O jovem sentou-se na beirada da cama de solteiro e olhou para o Dragão Verde sentado em uma cadeira.
— Aqui é um dos postos de descanso. Se for olhar pela janela, vai conseguir ver até o Portal se fechando daqui.
Postos de descanso eram locais privados para a pausa e repouso dos Venantes após a raide. Ficavam dentro das áreas isoladas e perto dos postos de vigilância. Esse tipo de alojamento dependia de vários fatores; mas era comumente visto em raides próximas as cidades.
Com uma olhada rápida, Leonardo viu que a luz alaranjada batia na cortina do quarto. Era fim de tarde. Mas, preferiu não olhar para fora da janela.
— O que aconteceu depois…?
O engravatado olhou para o rosto do menino, pensando que não era só isso que queria falar.
“Você não precisa fingir ser tão forte, rapaz…” pensou.

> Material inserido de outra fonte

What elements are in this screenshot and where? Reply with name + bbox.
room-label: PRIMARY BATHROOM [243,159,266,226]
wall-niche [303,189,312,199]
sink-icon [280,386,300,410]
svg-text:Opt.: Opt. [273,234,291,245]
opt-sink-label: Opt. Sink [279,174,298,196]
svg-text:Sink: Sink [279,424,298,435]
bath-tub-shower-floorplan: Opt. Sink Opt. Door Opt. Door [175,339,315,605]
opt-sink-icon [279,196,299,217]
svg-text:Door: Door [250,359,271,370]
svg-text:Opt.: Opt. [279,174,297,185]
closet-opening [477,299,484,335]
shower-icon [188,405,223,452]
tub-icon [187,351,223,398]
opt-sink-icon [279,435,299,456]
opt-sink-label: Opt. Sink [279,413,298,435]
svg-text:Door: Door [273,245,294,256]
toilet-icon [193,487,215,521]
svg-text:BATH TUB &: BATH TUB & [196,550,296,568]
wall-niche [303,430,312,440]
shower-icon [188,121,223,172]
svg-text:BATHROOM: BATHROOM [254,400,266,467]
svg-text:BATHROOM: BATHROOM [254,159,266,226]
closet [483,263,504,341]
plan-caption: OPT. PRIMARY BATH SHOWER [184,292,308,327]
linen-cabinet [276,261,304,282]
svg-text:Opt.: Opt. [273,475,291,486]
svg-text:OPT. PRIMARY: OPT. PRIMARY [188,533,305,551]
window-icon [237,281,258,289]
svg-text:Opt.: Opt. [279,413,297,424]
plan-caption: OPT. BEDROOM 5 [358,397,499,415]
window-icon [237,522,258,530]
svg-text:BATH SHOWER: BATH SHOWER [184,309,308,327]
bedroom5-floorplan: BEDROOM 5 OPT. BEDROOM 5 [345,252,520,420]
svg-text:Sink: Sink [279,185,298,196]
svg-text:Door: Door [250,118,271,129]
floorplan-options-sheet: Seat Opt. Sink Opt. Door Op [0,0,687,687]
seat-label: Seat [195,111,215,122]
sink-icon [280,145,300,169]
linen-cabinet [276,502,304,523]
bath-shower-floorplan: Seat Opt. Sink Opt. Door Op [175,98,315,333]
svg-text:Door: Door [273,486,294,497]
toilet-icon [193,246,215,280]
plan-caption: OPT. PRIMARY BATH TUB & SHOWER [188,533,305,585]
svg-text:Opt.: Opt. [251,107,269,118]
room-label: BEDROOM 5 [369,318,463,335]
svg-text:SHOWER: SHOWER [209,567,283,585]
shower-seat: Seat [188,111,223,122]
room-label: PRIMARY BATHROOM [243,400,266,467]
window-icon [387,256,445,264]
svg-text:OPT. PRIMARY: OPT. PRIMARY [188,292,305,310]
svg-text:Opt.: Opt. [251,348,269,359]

Estava estampado que o jovem tinha diversas coisas que gostaria de desabafar, mas preferiu guardar para si mesmo.
— Após você desmaiar, te carreguei e destruí o núcleo do Portal. Quando saímos, chamei uma pessoa para te curar.
— Por quanto tempo fiquei dormindo?
— Contando desde a hora do desmaio, por volta de dez horas.
Leonardo não se incomodava de ter sido protegido pelo Rafael. Na verdade, desejava até dormir mais. O cansaço, os pensamentos conflituosos e o sentimento ruim ainda eram frequentes. Sua cabeça estava cheia e desejava apenas dormir mais, só para ver se no próximo dia isso desapareceria.
Desatento, ouviu o Dragão Verde dizer: — … quer ainda saber do anel?
Com certa demora, ele olhou para o anel em seu dedo. Porém, levantou o olhar e encarou os olhos firmes do provecto a sua frente e afirmou resoluto: — Sim.